Resonant Fiber Bragg Grating (FBG) force/strain sensor

Abstract

This paper reports the results of a theoretical and experimental feasibility study of a generic force or strain sensor, incorporating a suspended vibrating optical fiber, incorporating a Fiber Bragg Grating (FBG) as the sensing element. The operational principle is based on monitoring the dependence of the mechanical resonant frequency of a vibrating clamped fiber segment on the tensile force stretching the fiber. It is shown that this frequency change is proportional to the applied force and can be measured using the slope of the reflection spectrum of an inscribed FBG. Furthermore, the fractional frequency change can be made much larger than the change in the strain. Thus, the proposed technique makes possible force measurements in cases, where the strains are too small to be sensed directly by an FBG. Also, the suggested FBG-based approach potentially allows for multiplexed sensing at multiple locations along the host structure.

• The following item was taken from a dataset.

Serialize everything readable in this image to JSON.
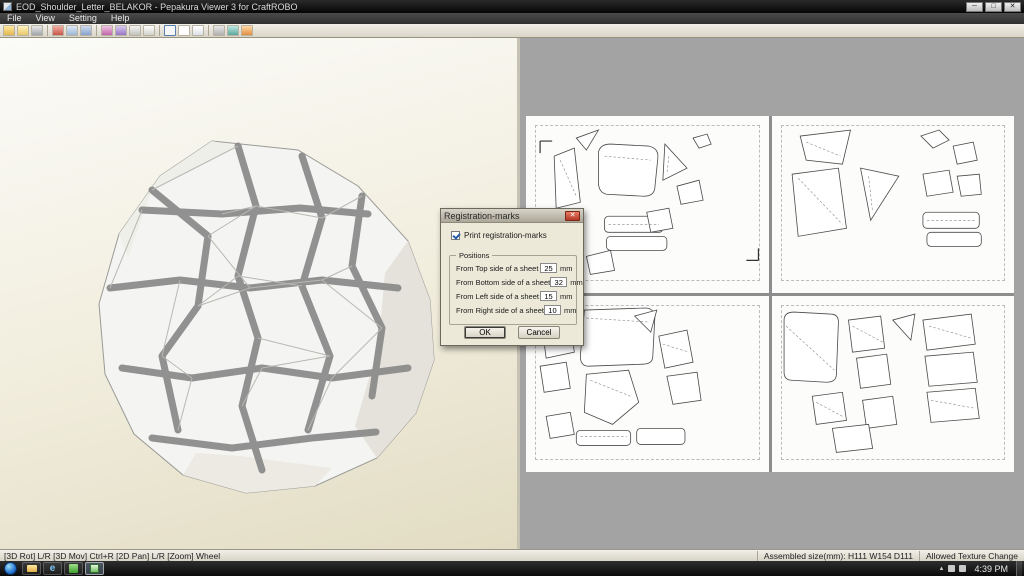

The expected scale factor, Frequency/Strain, is calculated using a simple double-clamped beam model and favorably compared to direct strain measurements. In the framework of the custom-built setup, fiber vibrations were excited by an external shaker, driven by a sweep of frequencies, and a slope-assisted FBG reading method was employed for the measurements of the frequencies in the kHz range. Experimental results, which are consistent with the model predictions, demonstrate the feasibility of using FBG-based measurements of the fiber's mechanical resonant frequency to the indirect measurement of strains, aiming at eventually achieving sensitivities better than direct strain methods.